This week’s Deep Discount “Wednesday” was a great deal on Hit the Floor–and I had already decided to feature HTF in my Feature Friday this week!
I confess I’ve not enjoyed floorwork for most of my T-Tapp journey. The first few years of T-Tapp, I did a little bit, but most of it was limited to Organs in Place (OIP), Half Frogs (HFs) and Elevators (E). When I realized I had a diastasis recti (separated muscles that allow for a growing baby in women–but sometimes doesn’t come back together completely) I stopped all floorwork except OIP.
A few years ago I took an online class and there were a few things I took away from it:
Stay in the muscle (don’t use the back, neck, arms or legs to do the work)
You don’t have to go as far/high as Teresa
Fewer reps with activated abs are better than doing them all without full activation
As I started to include HTF again, I made myself promise that as soon as I lost activation, that move was done. Reset for the next move. Some moves I only got ONE repetition in! 🙂
But eventually I worked up to all ten reps, with no more separating of the ab muscles!
When I went through my 9 months of inconsistency after my mom’s passing, what few workouts I did were generally BWO+, Basic Tempo and MORE. No floorwork.
Then last year I was mentoring for TWO and MORE certifications, so…no floorwork.
This year I decided to go for the HTF certification. It’s been a challenge on many fronts, but after getting started, I think I’m actually starting to like floorwork!
Hit the Floor Combo has 2 workouts: Hit the Floor Softer (HTFS) is 37 minutes and was originally developed to use with weighted shoes. I often will joke that my Skechers are weighted enough, thankyouverymuch! The pace is a bit slower and most moves have 8 reps, so it is a good starting point. Hit the Floor (HTF) is 30 minutes, picks up the pace a bit and most moves have 10 reps.
If you wondering whether you’re ready for floorwork, you can start with OIP/HFs/Elevators. These moves are on the dvd that comes with the book, Fit and Fabulous in Fifteen Minutes, or OIP and Half Frogs are on the Try Before You Buy section of the website as a printout. Start with these–can you feel that you have ab activation? Can you Curl Your Core on the floor and keep that lower back pressing for at least 2 reps on Half Frogs?
Sometimes it helps to put a small rolled towel (such as a hand towel or tea towel rolled lengthwise) placed just below the tailbone to form a “wedge”. This will help you tremendously to curl the core by using the abs vs. arching your back. It is very, very important to be sure you have ab activation or you might just build a round, hard tummy instead of making it flatter!
I didn’t think I needed the towel, but once I tried it–I found it sooo helpful! I can keep activation without it now, but I still will use it–especially if I am shooting for all 10 reps!

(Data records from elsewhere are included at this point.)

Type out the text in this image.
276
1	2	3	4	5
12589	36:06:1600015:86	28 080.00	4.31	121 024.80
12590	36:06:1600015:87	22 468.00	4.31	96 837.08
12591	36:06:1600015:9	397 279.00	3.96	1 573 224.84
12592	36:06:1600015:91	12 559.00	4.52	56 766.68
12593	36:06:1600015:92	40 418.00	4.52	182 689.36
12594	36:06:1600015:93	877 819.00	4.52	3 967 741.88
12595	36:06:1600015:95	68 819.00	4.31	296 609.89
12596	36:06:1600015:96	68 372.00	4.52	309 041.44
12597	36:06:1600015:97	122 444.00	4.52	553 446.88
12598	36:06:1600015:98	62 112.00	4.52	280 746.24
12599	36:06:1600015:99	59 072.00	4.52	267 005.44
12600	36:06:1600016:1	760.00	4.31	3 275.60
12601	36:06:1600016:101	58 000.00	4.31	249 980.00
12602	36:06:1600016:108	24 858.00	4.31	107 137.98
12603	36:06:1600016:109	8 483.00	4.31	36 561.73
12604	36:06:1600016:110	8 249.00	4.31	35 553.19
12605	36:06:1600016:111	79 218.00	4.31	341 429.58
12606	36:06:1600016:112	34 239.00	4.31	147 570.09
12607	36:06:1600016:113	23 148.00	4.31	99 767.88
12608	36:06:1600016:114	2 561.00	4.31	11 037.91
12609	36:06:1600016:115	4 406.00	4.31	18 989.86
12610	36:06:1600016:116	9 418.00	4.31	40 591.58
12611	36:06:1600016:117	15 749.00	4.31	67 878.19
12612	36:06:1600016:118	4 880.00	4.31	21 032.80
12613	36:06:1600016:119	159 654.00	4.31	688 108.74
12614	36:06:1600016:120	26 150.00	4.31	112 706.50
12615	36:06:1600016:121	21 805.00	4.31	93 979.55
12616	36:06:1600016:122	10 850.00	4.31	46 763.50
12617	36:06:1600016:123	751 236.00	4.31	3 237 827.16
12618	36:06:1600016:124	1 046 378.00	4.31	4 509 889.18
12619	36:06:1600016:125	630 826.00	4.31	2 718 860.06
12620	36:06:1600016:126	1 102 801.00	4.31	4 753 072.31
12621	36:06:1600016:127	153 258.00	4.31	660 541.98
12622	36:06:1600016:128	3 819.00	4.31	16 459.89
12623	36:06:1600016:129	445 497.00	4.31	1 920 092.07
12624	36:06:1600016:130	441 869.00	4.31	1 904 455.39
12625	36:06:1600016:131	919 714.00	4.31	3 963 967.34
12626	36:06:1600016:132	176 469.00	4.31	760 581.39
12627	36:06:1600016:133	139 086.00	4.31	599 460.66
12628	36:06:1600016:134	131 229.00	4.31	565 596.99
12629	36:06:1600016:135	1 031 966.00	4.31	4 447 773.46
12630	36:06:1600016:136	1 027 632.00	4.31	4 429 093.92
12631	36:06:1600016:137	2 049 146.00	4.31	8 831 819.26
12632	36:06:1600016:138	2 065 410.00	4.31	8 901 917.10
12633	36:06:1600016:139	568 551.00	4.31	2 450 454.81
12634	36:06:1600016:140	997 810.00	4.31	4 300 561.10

So the “rules” of starting floorwork, in my experience are:
1. If you can’t tell if your abs are activated or not, do not pass go, do not do HTF until you are consistently doing the OIP/Half Frog sequence, using a towel for HFs and staying in the muscle (vs. using momentum to bring the knees in–remember, it’s not how far you go!)
2. Once you feel you have some activation, promise yourself that you are not going to try to do all the reps. Start with 4, even just 2 of some moves. You can increase as your abs get more connected with your brain!
3. The Pause Button Is Your Friend–on the floor as well! 😉
4. Do NOT try to go as far as, nor as high as Teresa if it means you quit using your abs and start using your back/neck/legs/arms/anything else!
I got rid of my muffin a few years ago doing HTF–and yes, just doing 1 rep of some moves! Staying in the muscle is the goal, not doing all the reps!
My muffin has returned a bit due to some metabolic and emotional healing recently. So I am excited to see what mentoring for HTF is going to do for me now!
If you want to check it out in the T-Tapp store, you’ll see the HTF Combo when you click HERE!
And if you are already doing HTF or HTFS, please leave a comment and tell me how you’re doing, and how you like it!
Trisch, I did HTF a couple of months ago and loved it!! I had injured the back of my thigh years ago and HTF helped it to get rehabilitated! I want to go back to it sometime soon! Great workout!
It’s a great one, isn’t it, Mary Ellen!